L’enfer selon Jean-Claude Wicky
Après Yves Leresche et avant Zalmaï, gros-plan sur Jean-Claude Wicky et «Mineros», une plongée dans l'enfer des mines boliviennes.
Ceci en marge de la triple exposition que propose jusqu’au 26 janvier le Musée de l’Elysée à Lausanne.
Jean-Claude Wicky était employé de commerce à Moutier. Et footballeur. Et puis un jour, la passion du voyage l’a saisi. Il rêve de photographier ce qu’il voit, mais n’a pas tout de suite les moyens de s’acheter le matériel nécessaire.
C’est au Japon qu’il va s’acheter les deux appareils de photo dont il rêve.

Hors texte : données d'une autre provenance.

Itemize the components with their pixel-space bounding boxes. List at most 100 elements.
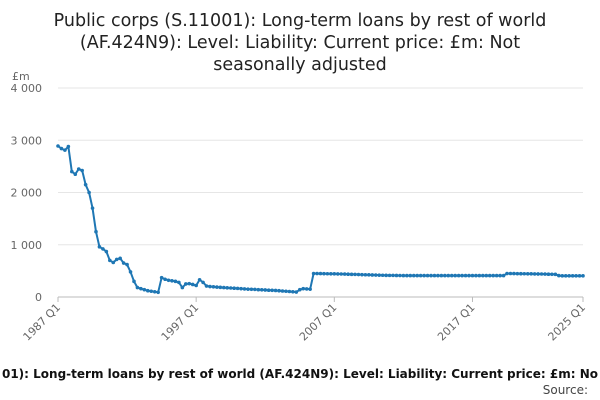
series-line [57, 145, 583, 294]
data-point [201, 280, 205, 285]
data-point [515, 271, 520, 276]
data-point [90, 206, 95, 210]
data-point [380, 273, 385, 278]
data-point [550, 272, 554, 277]
data-point [294, 290, 299, 294]
data-point [484, 273, 489, 278]
data-point [166, 278, 171, 283]
data-point [63, 148, 67, 152]
data-point [118, 256, 122, 261]
data-point [259, 287, 264, 292]
data-point [415, 273, 420, 278]
data-point [443, 273, 447, 278]
data-point [522, 271, 527, 276]
x-tick-label: 2017 Q1 [435, 301, 478, 344]
data-point [325, 271, 330, 276]
data-point [173, 279, 178, 284]
data-point [505, 271, 509, 276]
data-point [208, 284, 212, 289]
data-point [73, 172, 78, 177]
data-point [453, 273, 458, 278]
data-point [156, 290, 160, 295]
data-point [284, 289, 288, 294]
data-point [149, 289, 154, 294]
data-point [405, 273, 409, 278]
data-point [304, 287, 309, 291]
data-point [87, 190, 91, 195]
data-point [94, 229, 98, 234]
data-point [439, 273, 444, 278]
data-point [494, 273, 499, 278]
data-point [277, 288, 281, 293]
y-tick-label: 2 000 [11, 187, 43, 200]
data-point [125, 262, 129, 267]
x-axis-ticks: 1987 Q1 1997 Q1 2007 Q1 2017 Q1 2025 Q1 [21, 297, 589, 344]
data-point [349, 272, 354, 277]
data-point [59, 146, 64, 151]
data-point [170, 279, 174, 283]
data-point [425, 273, 430, 278]
data-point [446, 273, 451, 278]
data-point [80, 168, 84, 173]
data-point [242, 287, 247, 291]
data-point [401, 273, 406, 278]
data-point [391, 273, 395, 278]
data-point [567, 274, 571, 278]
data-point [318, 271, 323, 276]
chart-title: Public corps (S.11001): Long-term loans … [54, 11, 547, 75]
y-axis-ticks: 0 1 000 2 000 3 000 4 000 [11, 82, 43, 304]
data-point [477, 273, 482, 278]
data-point [280, 289, 285, 293]
data-point [180, 285, 185, 290]
x-tick-label: 1997 Q1 [159, 301, 202, 344]
data-point [498, 273, 502, 278]
data-point [346, 272, 350, 277]
data-point [429, 273, 433, 278]
data-point [463, 273, 468, 278]
data-point [342, 272, 347, 276]
x-tick-label: 2025 Q1 [546, 301, 589, 344]
data-point [132, 279, 136, 284]
data-point [387, 273, 392, 278]
data-point [384, 273, 388, 278]
data-point [83, 182, 88, 187]
data-point [581, 274, 585, 278]
data-point [225, 286, 230, 290]
data-point [135, 285, 140, 290]
data-point [221, 285, 226, 290]
chart-title-line-1: Public corps (S.11001): Long-term loans … [54, 11, 547, 31]
data-point [111, 260, 116, 265]
data-point [519, 271, 523, 276]
y-tick-label: 1 000 [11, 239, 43, 252]
data-point [215, 285, 219, 289]
data-point [308, 287, 312, 291]
data-point [339, 272, 344, 276]
data-point [411, 273, 416, 278]
data-point [315, 271, 319, 276]
data-point [512, 271, 516, 276]
gridlines [58, 87, 583, 246]
data-point [370, 273, 375, 277]
data-point [139, 286, 143, 291]
data-point [557, 273, 561, 278]
data-point [560, 274, 565, 278]
data-point [146, 288, 150, 293]
data-point [128, 270, 133, 274]
data-point [311, 271, 316, 276]
data-point [456, 273, 461, 278]
data-point [287, 289, 292, 294]
chart-title-line-2: (AF.424N9): Level: Liability: Current pr… [80, 33, 520, 53]
data-point [553, 272, 558, 277]
footer-caption: 01): Long-term loans by rest of world (A… [2, 367, 598, 381]
data-point [363, 272, 368, 277]
data-point [508, 271, 513, 276]
data-point [142, 287, 147, 292]
data-point [487, 273, 492, 278]
data-point [101, 247, 105, 251]
data-point [563, 274, 568, 278]
y-axis-unit-label: £m [12, 70, 30, 83]
y-tick-label: 0 [35, 291, 42, 304]
data-point [239, 286, 243, 291]
data-point [470, 273, 475, 278]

Et en Amérique latine qu’il va avoir le choc qui conditionnera plusieurs années de sa vie: les mines d’argent de Potosi, en Bolivie.
«J’ai commencé par visiter la seule mine qu’on faisait à l’époque visiter aux touristes. Et je n’y ai vu qu’un seul mineur. Intrigué, le lendemain, je suis monté plus haut dans la montagne et j’ai passé la journée dans une une coopérative minière».
Jean-Claude Wicky en ressort «bouleversé», avec la ferme intention de consacrer un jour un travail photographique aux mineurs de Bolivie. Il attendra plusieurs années pour s’y mettre. Mais quand il s’y mettra, ce sera profondément, intensément: entre 1984 et 2001, plus d’une quinzaine de voyages à Potosi.
«Le métier le plus dur du monde»
Pourquoi un tel choc? «Mineur en Bolivie, c’est certainement le métier le plus dur du monde. C’est aussi un des prolétariats les plus ignorés du monde. La Bolivie est un cas typique d’un de ces pays du Tiers-Monde qui n’intéresse personne, sinon pour ses ressources naturelles», répond le Prévôtois.
Et de citer les mineurs, conscients de l’exploitation dont ils sont l’objet: «Notre richesse a toujours engendré notre pauvreté».
Alors, avec une lampe halogène qu’il filtre selon les cas, Jean-Claude Wicky va se plonger dans l’obscurité, la chaleur, la sueur, «l’odeur âcre du minerai qui imprègne votre corps».
Il va vivre avec les mineurs, tenter de partager leur quotidien, «leurs joies, leurs souffrances, leurs espoirs, leurs révoltes, jusqu’à leurs terribles alcools». Sans viser pour autant à la totale identification: «Ils ont des brins, des perforatrices, de la dynamite. Moi j’ai deux appareils photo, objets dérisoires dans ce labyrinthe dantesque qu’est la mine bolivienne.»
De l’enfer au cauchemar
«Deux tonnes à pousser», c’est le titre d’une des photos de Jean-Claude Wicky. L’anecdote est proportionnelle à la force de l’image: «C’est un mineur qui pousse un wagonnet chargé de minerai. Il faisait à peu près 50 degrés, l’humidité était presque palpable.»
«Quelques jours après avoir pris cette photographie, j’ai fait un cauchemar. J’ai rêvé que j’étais dans une galerie de mine. Il y faisait tellement chaud, je transpirais tellement que j’avais enlevé ma peau et je l’avais mise à sécher sur un fil. Je me suis réveillé en sursaut, car je ne savais plus comment la remettre».
Avant d’être montrées à l’Elysée, les photos de Jean-Claude Wicky ont fait le tour des grandes villes boliviennes. Plus de 100.000 visiteurs en neuf expositions. Et puis un livre est paru: «Mineros», aux Editions Actes Sud.
Pour Jean-Claude Wicky, l’aventure de Potosi est-elle ainsi terminée? «Mon travail dans les profondeurs de la terre est terminé. Mais j’aimerais faire parvenir ce livre dans des endroits tels que des écoles ou les bibliothèques de quartiers défavorisés en Bolivie. Il faut que je trouve un financement, que ce livre puisse arriver là où il doit arriver».